The first test is a site that doesn't load any content via javascript, but has a fair amount of javascript built into the actual design of the site. This should speed things up because phantomjs won't be making any HTTP requests (AJAX), but it still has some processing to do. For this one I will be doing the test on my
portfolio homepage.
WegnerDesign 10 Request Benchmark
Trial # |
PhantomJS Load Time (ms) |
cURL Load Time (ms) |
1 |
62585 |
10353 |
2 |
64234 |
10132 |
3 |
59841 |
14073 |
Average |
62220 |
11519.333 |
On Average, every PhantomJS request took 5.401 times longer than a regular cURL request
The final test will be on a site that pretty much runs no javascript at all, to see if PhantomJS tacks much time on top of a regular HTTP request. I will be using the Google homepage for this test.

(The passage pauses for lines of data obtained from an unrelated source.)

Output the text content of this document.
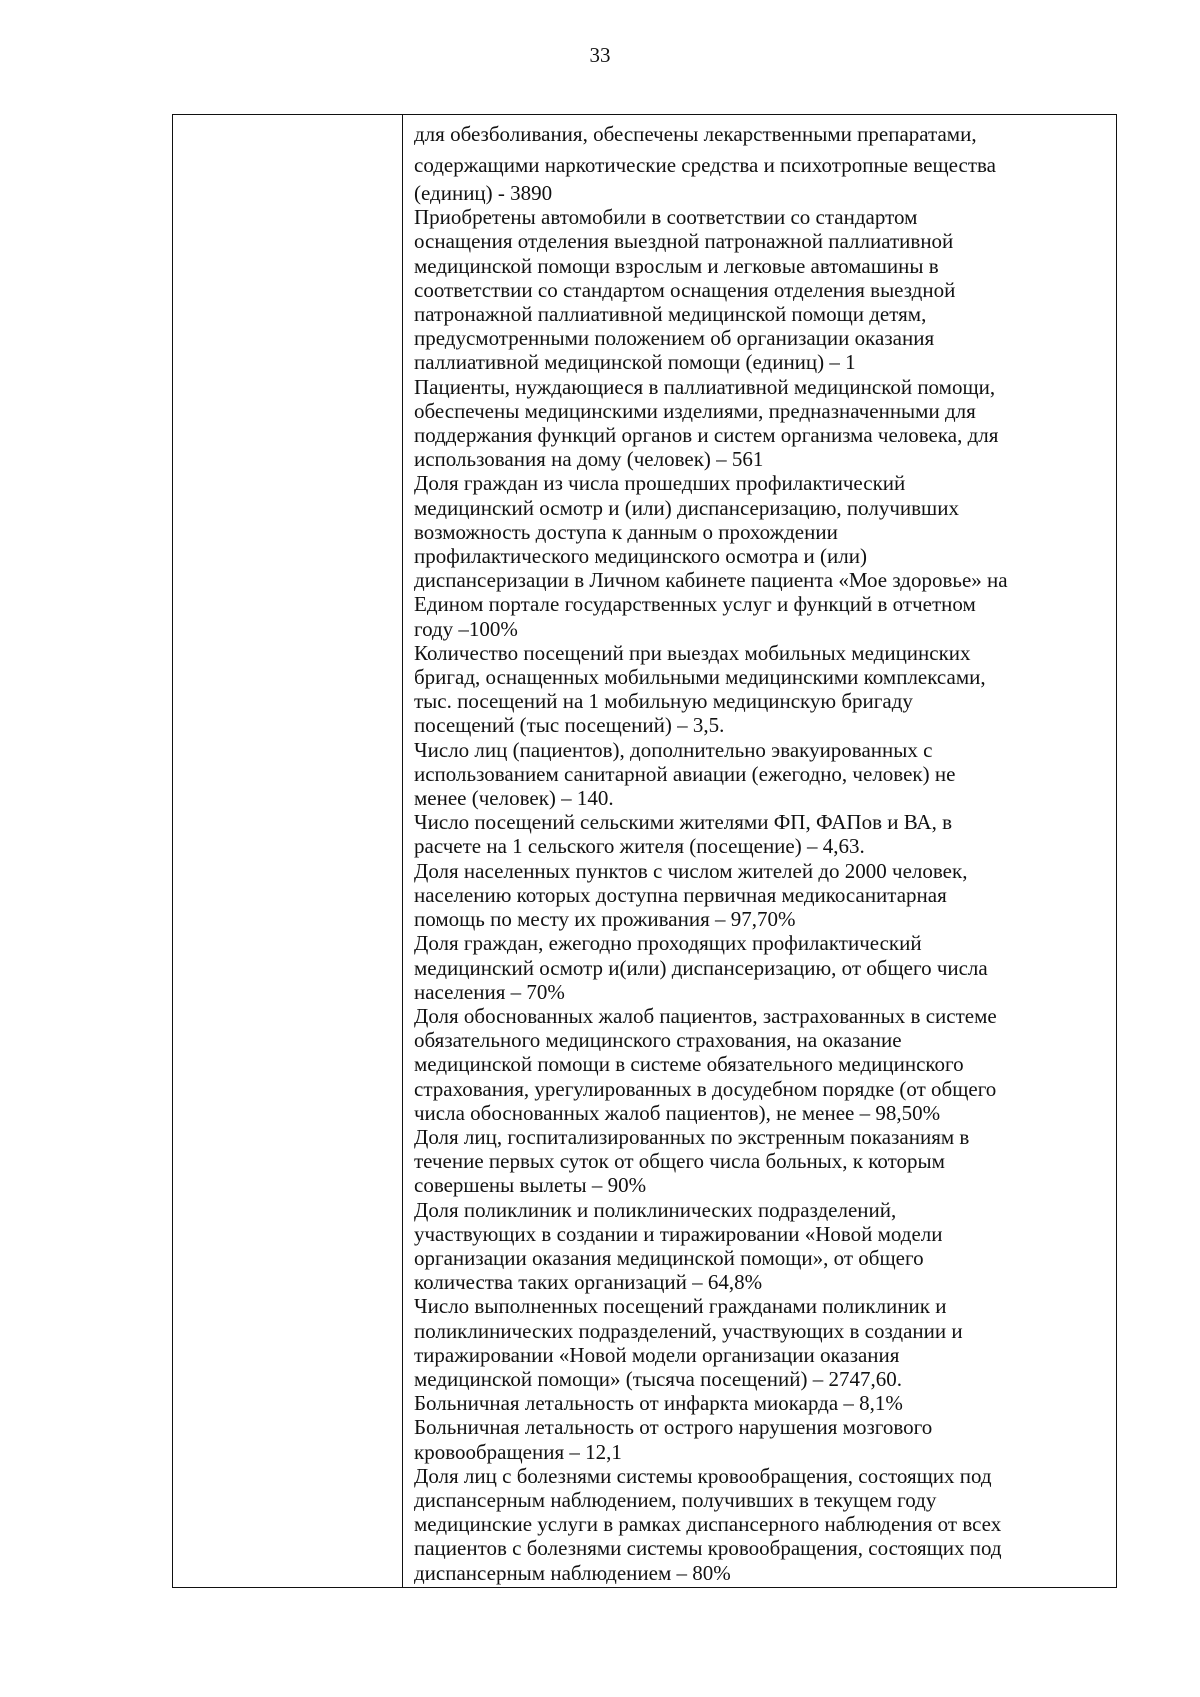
33
для обезболивания, обеспечены лекарственными препаратами,
содержащими наркотические средства и психотропные вещества
(единиц) - 3890
Приобретены автомобили в соответствии со стандартом
оснащения отделения выездной патронажной паллиативной
медицинской помощи взрослым и легковые автомашины в
соответствии со стандартом оснащения отделения выездной
патронажной паллиативной медицинской помощи детям,
предусмотренными положением об организации оказания
паллиативной медицинской помощи (единиц) – 1
Пациенты, нуждающиеся в паллиативной медицинской помощи,
обеспечены медицинскими изделиями, предназначенными для
поддержания функций органов и систем организма человека, для
использования на дому (человек) – 561
Доля граждан из числа прошедших профилактический
медицинский осмотр и (или) диспансеризацию, получивших
возможность доступа к данным о прохождении
профилактического медицинского осмотра и (или)
диспансеризации в Личном кабинете пациента «Мое здоровье» на
Едином портале государственных услуг и функций в отчетном
году –100%
Количество посещений при выездах мобильных медицинских
бригад, оснащенных мобильными медицинскими комплексами,
тыс. посещений на 1 мобильную медицинскую бригаду
посещений (тыс посещений) – 3,5.
Число лиц (пациентов), дополнительно эвакуированных с
использованием санитарной авиации (ежегодно, человек) не
менее (человек) – 140.
Число посещений сельскими жителями ФП, ФАПов и ВА, в
расчете на 1 сельского жителя (посещение) – 4,63.
Доля населенных пунктов с числом жителей до 2000 человек,
населению которых доступна первичная медикосанитарная
помощь по месту их проживания – 97,70%
Доля граждан, ежегодно проходящих профилактический
медицинский осмотр и(или) диспансеризацию, от общего числа
населения – 70%
Доля обоснованных жалоб пациентов, застрахованных в системе
обязательного медицинского страхования, на оказание
медицинской помощи в системе обязательного медицинского
страхования, урегулированных в досудебном порядке (от общего
числа обоснованных жалоб пациентов), не менее – 98,50%
Доля лиц, госпитализированных по экстренным показаниям в
течение первых суток от общего числа больных, к которым
совершены вылеты – 90%
Доля поликлиник и поликлинических подразделений,
участвующих в создании и тиражировании «Новой модели
организации оказания медицинской помощи», от общего
количества таких организаций – 64,8%
Число выполненных посещений гражданами поликлиник и
поликлинических подразделений, участвующих в создании и
тиражировании «Новой модели организации оказания
медицинской помощи» (тысяча посещений) – 2747,60.
Больничная летальность от инфаркта миокарда – 8,1%
Больничная летальность от острого нарушения мозгового
кровообращения – 12,1
Доля лиц с болезнями системы кровообращения, состоящих под
диспансерным наблюдением, получивших в текущем году
медицинские услуги в рамках диспансерного наблюдения от всех
пациентов с болезнями системы кровообращения, состоящих под
диспансерным наблюдением – 80%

Google 10 Request Benchmark
Trial # |
PhantomJS Load Time (ms) |
cURL Load Time (ms) |
1 |
7435 |
1577 |
2 |
11497 |
1673 |
3 |
7145 |
1433 |
Average |
8692.333 |
1561 |
On Average, every PhantomJS request took 5.568 times longer than a regular cURL request
Those are some odd results - I never expected that PhantomJS would actually start performing relatively worse than cURL as we got less javascript. I can't actually think of any logical reason for that to happen - my guess is that it is actually some sort of random occurrence, and would even itself out if I did significantly more trials. One way or another, though, it seems that a best-case scenario is to expect PhantomJS to take three times longer than cURL. For me, I think that 3x longer is going to be a deal breaker due to my high load, but it's not a terrible stat and may work perfectly in other scenarios.
One of our readers, Ariya, pointed out in the comments that these results don't exactly reflect what I was trying to test in this post. For my own uses, I intentionally left load-images and load-plugins on, but for a barebones benchmark those will just skew the load times. I've redone the tests, and have posted the drastically different results in a new post. Thanks Ariya!